The news media designation is "of particular consternation" for the city because some people requesting that label include "people who simply post their FOIA responses to their social media accounts," or have blogs with "extremely small readerships," Dorando said in the memo.
The proposed changes were approved by a subcommittee of the City Council in a 3-2 vote directly ahead of Monday's council meeting, but the committee's chairman, Ald. Greg Moisio, asked during the council meeting that the proposal be tabled.
Moisio was joined by aldermen William Valko, 8th, and Edith Newsome, 5th, in voting for the changes during the judiciary committee meeting. Aldermen Ann Taylor, 9th, and Larry TenPas, 6th, voted no.
"This is by no means the City Council trying to monkey with FOIA," Moisio said. "They're trying to button it up. But there are still some questions and concerns, so I am going to table that until another meeting."
His move followed concerns raised by aldermen during the committee meeting and members of the public during the council's public comment period.
Mary Blair-Moore, a 6th Ward resident and member of Citizens for Progress, was one of three people to raise issues with the proposal Monday evening.
"This act has often been described as that law that keeps citizens in the know about their government," she said. "Charging for this information (makes it) cease to be a right and makes it seem as though we have been given a privilege to hold our elected and appointed officials accountable, as well as giving us the opportunity to better understand the decision-making process while engaging public participation in politics."
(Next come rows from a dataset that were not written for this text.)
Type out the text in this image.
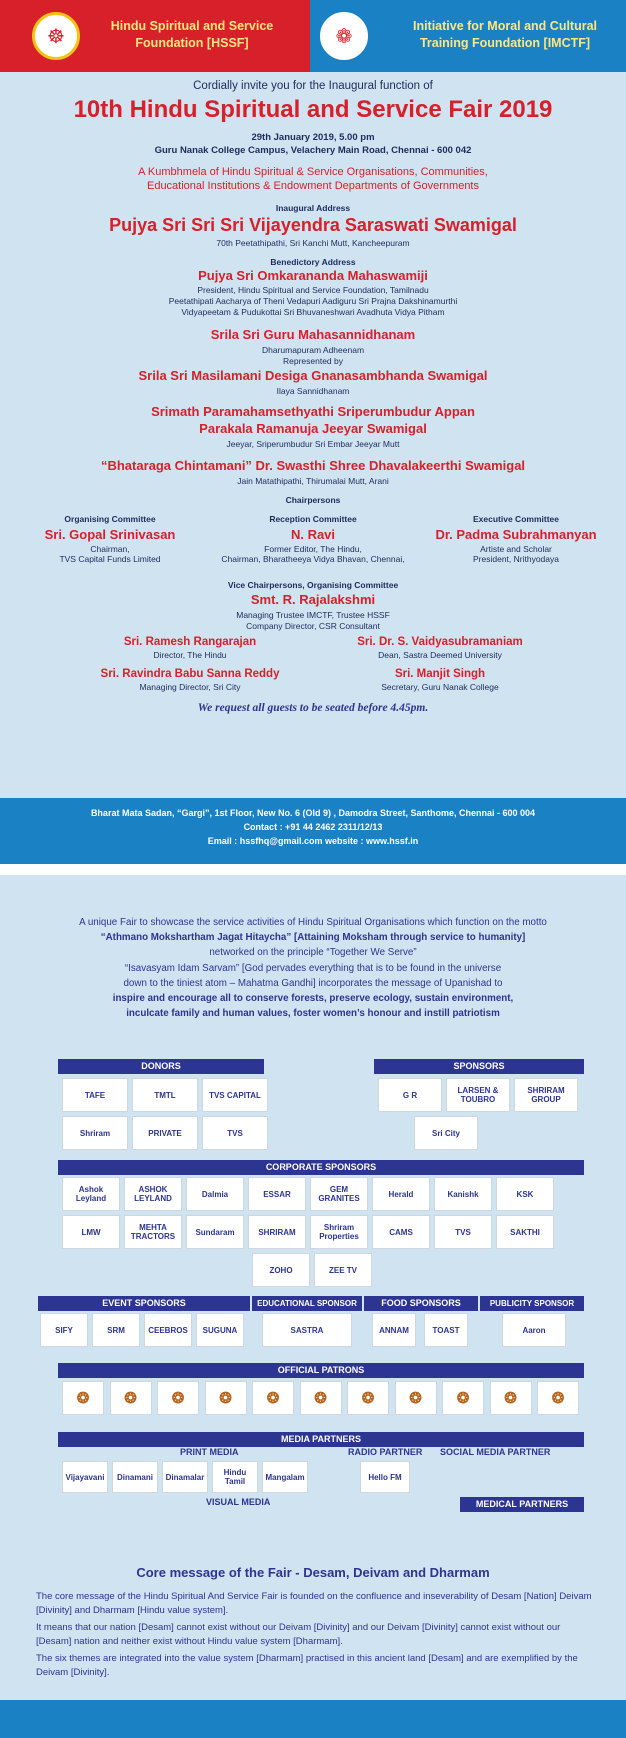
☸	Hindu Spiritual and Service Foundation [HSSF]	❁	Initiative for Moral and Cultural Training Foundation [IMCTF]
Cordially invite you for the Inaugural function of
10th Hindu Spiritual and Service Fair 2019
29th January 2019, 5.00 pm
Guru Nanak College Campus, Velachery Main Road, Chennai - 600 042
A Kumbhmela of Hindu Spiritual & Service Organisations, Communities,
Educational Institutions & Endowment Departments of Governments
Inaugural Address
Pujya Sri Sri Sri Vijayendra Saraswati Swamigal
70th Peetathipathi, Sri Kanchi Mutt, Kancheepuram
Benedictory Address
Pujya Sri Omkarananda Mahaswamiji
President, Hindu Spiritual and Service Foundation, Tamilnadu
Peetathipati Aacharya of Theni Vedapuri Aadiguru Sri Prajna Dakshinamurthi
Vidyapeetam & Pudukottai Sri Bhuvaneshwari Avadhuta Vidya Pitham
Srila Sri Guru Mahasannidhanam
Dharumapuram Adheenam
Represented by
Srila Sri Masilamani Desiga Gnanasambhanda Swamigal
Ilaya Sannidhanam
Srimath Paramahamsethyathi Sriperumbudur Appan
Parakala Ramanuja Jeeyar Swamigal
Jeeyar, Sriperumbudur Sri Embar Jeeyar Mutt
“Bhataraga Chintamani” Dr. Swasthi Shree Dhavalakeerthi Swamigal
Jain Matathipathi, Thirumalai Mutt, Arani
Chairpersons
Organising Committee
Sri. Gopal Srinivasan
Chairman,
TVS Capital Funds Limited
Reception Committee
N. Ravi
Former Editor, The Hindu,
Chairman, Bharatheeya Vidya Bhavan, Chennai,
Executive Committee
Dr. Padma Subrahmanyan
Artiste and Scholar
President, Nrithyodaya
Vice Chairpersons, Organising Committee
Smt. R. Rajalakshmi
Managing Trustee IMCTF, Trustee HSSF
Company Director, CSR Consultant
Sri. Ramesh Rangarajan
Director, The Hindu
Sri. Dr. S. Vaidyasubramaniam
Dean, Sastra Deemed University
Sri. Ravindra Babu Sanna Reddy
Managing Director, Sri City
Sri. Manjit Singh
Secretary, Guru Nanak College
We request all guests to be seated before 4.45pm.
Bharat Mata Sadan, “Gargi”, 1st Floor, New No. 6 (Old 9) , Damodra Street, Santhome, Chennai - 600 004
Contact : +91 44 2462 2311/12/13
Email : hssfhq@gmail.com website : www.hssf.in
A unique Fair to showcase the service activities of Hindu Spiritual Organisations which function on the motto
“Athmano Mokshartham Jagat Hitaycha” [Attaining Moksham through service to humanity]
networked on the principle “Together We Serve”
“Isavasyam Idam Sarvam” [God pervades everything that is to be found in the universe
down to the tiniest atom – Mahatma Gandhi] incorporates the message of Upanishad to
inspire and encourage all to conserve forests, preserve ecology, sustain environment,
inculcate family and human values, foster women’s honour and instill patriotism
DONORS	SPONSORS
CORPORATE SPONSORS
EVENT SPONSORS	EDUCATIONAL SPONSOR	FOOD SPONSORS	PUBLICITY SPONSOR
OFFICIAL PATRONS
MEDIA PARTNERS
PRINT MEDIA	RADIO PARTNER SOCIAL MEDIA PARTNER
VISUAL MEDIA	MEDICAL PARTNERS
TAFE	TMTL	TVS CAPITAL
Shriram	PRIVATE	TVS
G R	LARSEN & TOUBRO
SHRIRAM GROUP
Sri City
Ashok Leyland
ASHOK LEYLAND	Dalmia	ESSAR	GEM GRANITES	Herald	Kanishk	KSK
LMW	MEHTA TRACTORS	Sundaram	SHRIRAM	Shriram Properties	CAMS	TVS	SAKTHI
ZOHO	ZEE TV
SIFY	SRM	CEEBROS	SUGUNA	SASTRA	ANNAM	TOAST	Aaron
❂	❂	❂	❂	❂	❂	❂	❂	❂	❂	❂
Vijayavani	Dinamani	Dinamalar	Hindu Tamil	Mangalam	Hello FM
Core message of the Fair - Desam, Deivam and Dharmam
The core message of the Hindu Spiritual And Service Fair is founded on the confluence and inseverability of Desam [Nation] Deivam [Divinity] and Dharmam [Hindu value system].
It means that our nation [Desam] cannot exist without our Deivam [Divinity] and our Deivam [Divinity] cannot exist without our [Desam] nation and neither exist without Hindu value system [Dharmam].
The six themes are integrated into the value system [Dharmam] practised in this ancient land [Desam] and are exemplified by the Deivam [Divinity].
Ald. David Villalobos, 4th, raised a similar concern and pointed to some of the fees associated with requests deemed "voluminous."
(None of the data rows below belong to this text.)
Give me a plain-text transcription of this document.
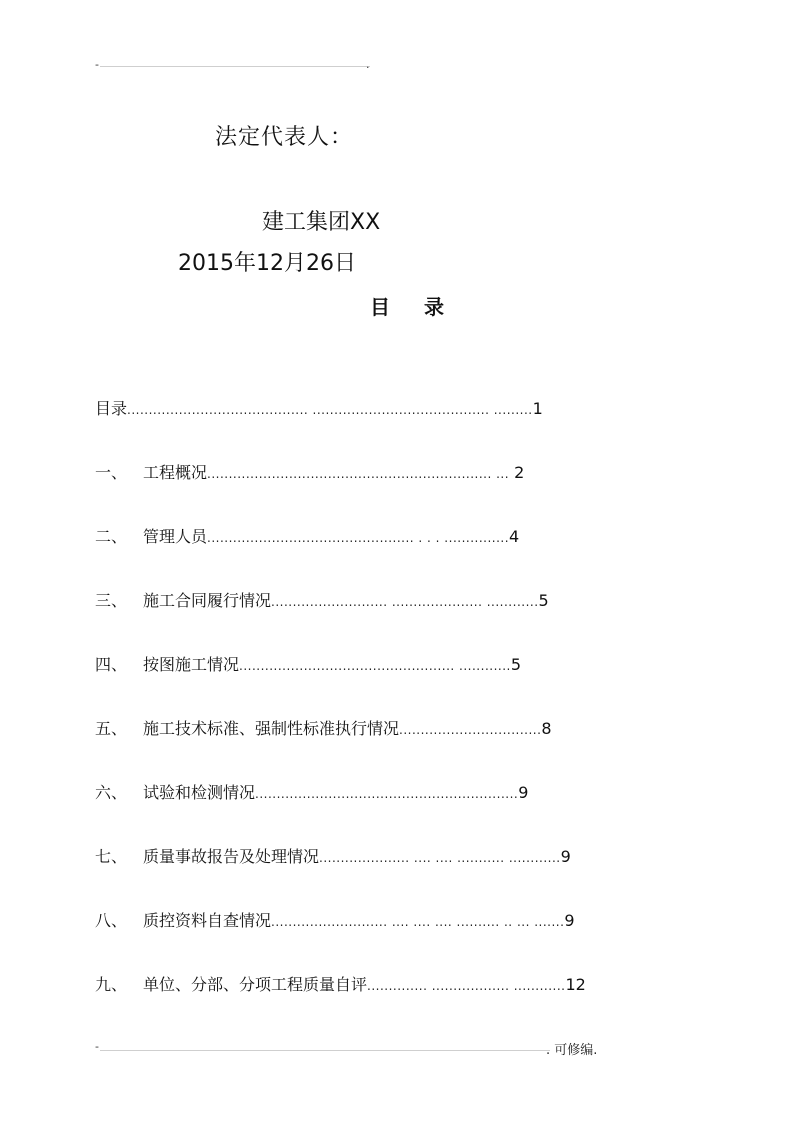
-	.
法定代表人：
建工集团XX
2015年12月26日
目录
目录.......................................... ......................................... .........1
一、 工程概况.................................................................. ... 2
二、 管理人员................................................ . . . ...............4
三、 施工合同履行情况........................... ..................... ............5
四、 按图施工情况.................................................. ............5
五、 施工技术标准、强制性标准执行情况.................................8
六、 试验和检测情况.............................................................9
七、 质量事故报告及处理情况..................... .... .... ........... ............9
八、 质控资料自查情况........................... .... .... .... .......... .. ... .......9
九、 单位、分部、分项工程质量自评.............. .................. ............12
-	. 可修编.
A voluminous request would have to be one that asks for five different categories of records; a combination of requests submitted within 20 business days that meets that definition; or a request that requires the compilation of more than 500 pages of documents.
For such a request, the city is allowed to charge up to $100 for electronic records, something it's not normally able to do. The actual fee would depend on the size of the electronic files and their type.
That's an "enormous amount of data that they're asking for" in those situations, Long said, adding that the city would get maybe one or two of those requests a year.
Two aldermen on the committee also questioned what would happen if someone were unable to pay the fees.
The council could decide to grant the city clerk the ability to administer hardship waivers, Long said. The public also always has the option to seek a waiver from the council itself.
The proposal comes at a time when the city is seeing the number of requests it receives "increasing constantly," Long said. Mayor Sam Cunningham, who took office in May, also directed city departments to make frequently requested documents more accessible, so that FOIA requests are not necessary.
"It needs to be buttoned up, and I know the body of FOIA requests has increased dramatically," Moisio said. "I'm all for FOIA. We all work for the people. They want to know what's going on. It's fine. It's their right. Just understand it costs. It's not free."